Blog Post
Assessing How We Grade Assessments
By Dean Ballard, Director of Mathematics, CORE
When I started teaching math 35 years ago, chapter tests were easy to grade. Typically, a test had 20–25 problems and I simply made each problem worth four or five points, whatever was needed to make the total 100 points. In many math curricula today, there may be only 5–10 problems total on a chapter, module, or unit assessment. Suppose I have a test with nine problems. If I assign equal weight to each of these problems, and a student gets six out of nine problems correct, this student would have a score of 67% correct. This often translates into a grade of D. Yet six out of nine correct may warrant a better grade when we consider the actual knowledge displayed by correctly answering those six problems.
Many teachers use a standard percent to grade relationship when determining grades for students: 90–100% is an A, 80–89% is a B, 70–79% is a C, 60–69% is a D, and below 60% is an F. Ten years into my teaching career two parts of this grading system started to strike me as questionable. First, even if a student correctly answers 59% of the problems deemed appropriate to include on the assessment, that student is considered failing. Second, since I’m the one determining the weight of each problem on an assessment, what does the percent correct, or percent of total points, really mean?
Suppose that on my nine-problem assessment mentioned above, problems 1–6 are low-level-fact, procedural, or basic-conceptual-knowledge short-answer-type problems. I think of these as the types of problems I might include on exit tickets for lessons. Problems 7–9 include deeper-level questions, increasing in rigor with each problem. Each of these three problems has multiple parts and requires both a solution and a justification for the solution.

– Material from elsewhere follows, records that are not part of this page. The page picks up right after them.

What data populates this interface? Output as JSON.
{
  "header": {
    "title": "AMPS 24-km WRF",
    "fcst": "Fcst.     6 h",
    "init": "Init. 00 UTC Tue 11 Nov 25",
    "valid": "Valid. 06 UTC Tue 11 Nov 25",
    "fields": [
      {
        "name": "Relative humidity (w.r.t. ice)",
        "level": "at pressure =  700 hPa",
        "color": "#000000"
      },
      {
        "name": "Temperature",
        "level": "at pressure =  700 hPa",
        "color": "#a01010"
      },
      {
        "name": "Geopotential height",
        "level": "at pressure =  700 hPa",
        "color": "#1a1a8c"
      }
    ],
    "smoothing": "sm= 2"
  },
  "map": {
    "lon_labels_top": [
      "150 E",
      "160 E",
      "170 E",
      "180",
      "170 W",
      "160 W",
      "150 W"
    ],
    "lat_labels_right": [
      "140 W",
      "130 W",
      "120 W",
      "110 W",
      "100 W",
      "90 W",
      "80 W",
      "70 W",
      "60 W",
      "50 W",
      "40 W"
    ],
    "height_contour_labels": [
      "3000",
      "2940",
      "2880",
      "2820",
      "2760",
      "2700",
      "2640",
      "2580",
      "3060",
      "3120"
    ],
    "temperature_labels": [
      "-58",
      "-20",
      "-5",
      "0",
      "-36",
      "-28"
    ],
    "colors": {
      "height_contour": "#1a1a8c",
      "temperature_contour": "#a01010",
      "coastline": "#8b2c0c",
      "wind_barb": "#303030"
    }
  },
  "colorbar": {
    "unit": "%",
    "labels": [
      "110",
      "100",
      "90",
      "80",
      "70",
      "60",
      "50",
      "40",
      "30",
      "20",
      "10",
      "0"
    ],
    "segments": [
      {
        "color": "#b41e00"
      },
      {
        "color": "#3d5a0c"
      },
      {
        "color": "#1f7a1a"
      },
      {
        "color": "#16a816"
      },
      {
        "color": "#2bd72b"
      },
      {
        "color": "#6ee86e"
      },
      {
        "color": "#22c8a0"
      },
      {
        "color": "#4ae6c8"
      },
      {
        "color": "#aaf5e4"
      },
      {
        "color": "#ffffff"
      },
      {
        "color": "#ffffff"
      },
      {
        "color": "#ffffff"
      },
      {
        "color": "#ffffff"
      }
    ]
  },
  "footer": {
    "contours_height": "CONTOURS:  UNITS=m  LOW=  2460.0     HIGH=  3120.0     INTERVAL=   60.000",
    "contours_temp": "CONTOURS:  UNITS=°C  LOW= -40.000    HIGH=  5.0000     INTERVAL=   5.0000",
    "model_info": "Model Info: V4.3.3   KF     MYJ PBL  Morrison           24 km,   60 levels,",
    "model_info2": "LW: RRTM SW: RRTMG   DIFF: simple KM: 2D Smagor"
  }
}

I used to look at this type of assessment and believed that problems 1–6 should be assigned fewer points for each correct answer than problems 7–9 because each of these first six problems was easier to solve and revealed less depth of knowledge. I might have assigned each of the first six problems five points apiece, and each of the last three problems 10 points apiece. Thus, this nine-problem assessment would have had a maximum score of 60 points. If a student answered correctly all of the first six problems but answered none of the last three problems correctly, the student received 30 out of 60 points for a final percent correct on the assessment of 50%. This student was considered failing. I started to ask myself, “Is this student’s performance on the assessment really at a level that I consider below proficient?” To answer this question, I needed to start assessing the assessment and assessing how I graded the assessment.
I began by mapping the assessment problems according to what it meant for a student to demonstrate minimal proficiency. I first determined which problems a student should be able to answer correctly if that student was at the lower end of proficiency on the key material in the unit being assessed. Another way I thought of this was, which problems provide evidence of a minimal level of students’ preparedness to take on the next lesson? This was my baseline for proficiency or at least a C- grade on the assessment. I started to base proficiency on the content of the problems answered correctly rather than on the number of problems answered correctly.
With this reasoning in mind I would score the nine-problem assessment differently than previously described. I would consider the six basic-level problems as the base proficiency level. Sticking with the idea of at least a 70% for a grade of C- or above, I would assign enough points to these first six problems to make them worth 70–75% of the points on the assessment. To make things easy on myself, I simply make the total points on the assessment add up to 100 so that the points translate directly into a percent for a grade. I assign 12 points to each of the six basic problems. The total for all six problems is then 72 points, exactly in the range I want. Next, I look at what would distinguish a C grade, a B grade, and an A grade in terms of student responses for the remaining three problems. I might see that problem 9 is what I consider A-level work. Therefore, I make this problem worth 10 points. Then a student cannot get an A without getting this last problem at least partially correct. That leaves 18 points to distribute between the remaining two problems (problems 7 and 8). I simply assign each problem nine points. Below is a scoring rubric for this assessment.
I have used this system over the last 25 years both as a teacher and as a coach sharing grading ideas with teachers. This system answered my two original questions. A score of 59% on the assessment does warrant an F because a student with this score would have failed to show evidence of the basic knowledge assessed on the test. I also know exactly what the percentages mean on my assessments because I have analyzed the problems to determine which problems need to be answered correctly to achieve each percentage level. The percentages align with students showing evidence of what they know.
Students should be graded on what they know, the actual content of their knowledge, not the points that happen to work out based on past test-scoring practices. This is especially true today when assessments have fewer overall problems that also vary dramatically in the depth of knowledge required by students to answer each problem. Assess your own assessment-grading practices and determine a system that provides your students grades that reflect the knowledge they show evidence of mastering on your assessments.